Monday, January 31, 2011

Geez, and I thought it was a good test

Wrote a test for the non-majors course that I thought was thorough and appropriate. Looked good when the first students turned it in at 35 minutes and the last at 50 minutes. Class average? 60.8% I even had a 25% (on a 4 answer multiple choice). High score? 84.

I need to adjust (curve, throw out questions) before handing them back so I don't crush their curiosity. Right?


  1. Well, it depends how the students had been doing in class. Once, I had a class that were a bunch of slackers. I designed a test where the good ones would do good, and the bad ones would fail miserably. I had 20 students. 10 of them got between 72% and 98%. Average of the class? A 68. I didn't change a single thing, I remarked the math, and told them that it proved that if you studied regularly for my class, you would do good. It was a class for majors and minors, if it changes something.
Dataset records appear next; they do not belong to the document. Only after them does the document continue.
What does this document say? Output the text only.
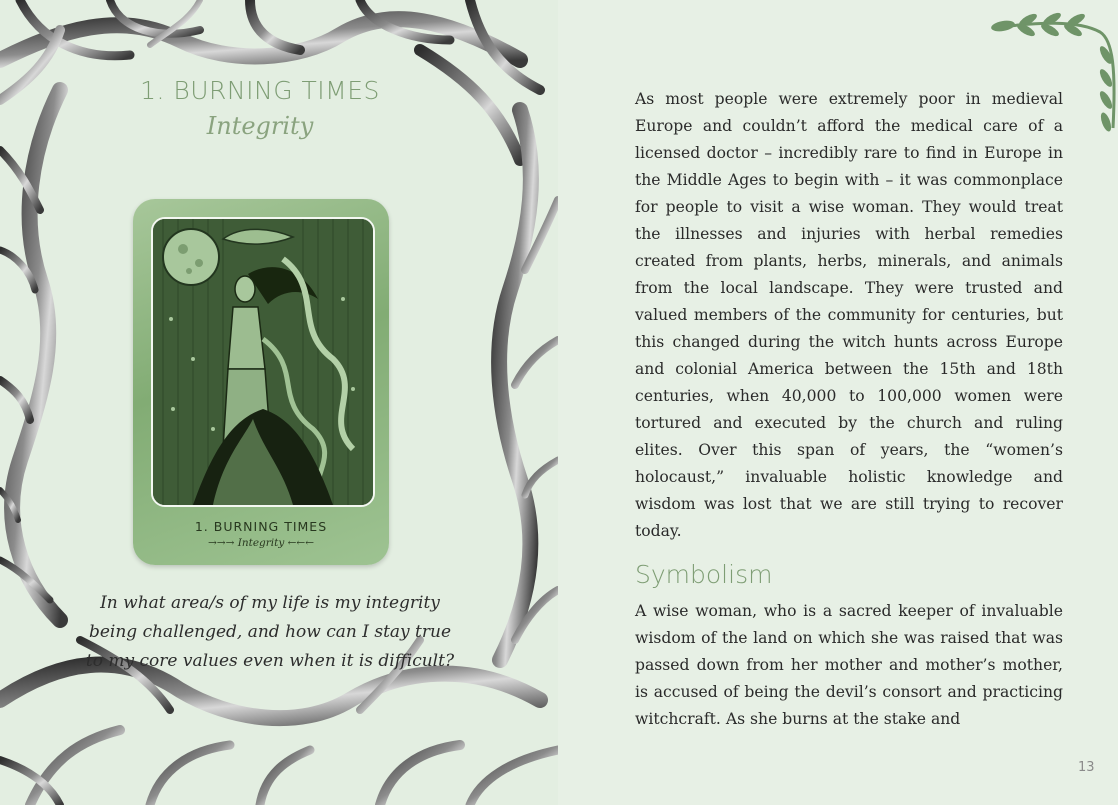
1. BURNING TIMES
Integrity
1. BURNING TIMES
→→→ Integrity ←←←
In what area/s of my life is my integrity being challenged, and how can I stay true to my core values even when it is difficult?
As most people were extremely poor in medieval Europe and couldn’t afford the medical care of a licensed doctor – incredibly rare to find in Europe in the Middle Ages to begin with – it was commonplace for people to visit a wise woman. They would treat the illnesses and injuries with herbal remedies created from plants, herbs, minerals, and animals from the local landscape. They were trusted and valued members of the community for centuries, but this changed during the witch hunts across Europe and colonial America between the 15th and 18th centuries, when 40,000 to 100,000 women were tortured and executed by the church and ruling elites. Over this span of years, the “women’s holocaust,” invaluable holistic knowledge and wisdom was lost that we are still trying to recover today.
Symbolism
A wise woman, who is a sacred keeper of invaluable wisdom of the land on which she was raised that was passed down from her mother and mother’s mother, is accused of being the devil’s consort and practicing witchcraft. As she burns at the stake and
13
  2. Let them write out the correct answers and the reason for them on the questions they missed for half credit. That makes it a good learning experience, you don't have to grade much (just check it to make sure it's right), and grades improve.

  3. In the past I have posted the top questions missed and made it an online quiz that they could take open book -- they could earn back a certain fraction for each question to up their grade. Everyone had the same opportunity to earn points to add to their exam grade. I like this sort of thing better than just adjusting the scores. I think it helps them to learn the material.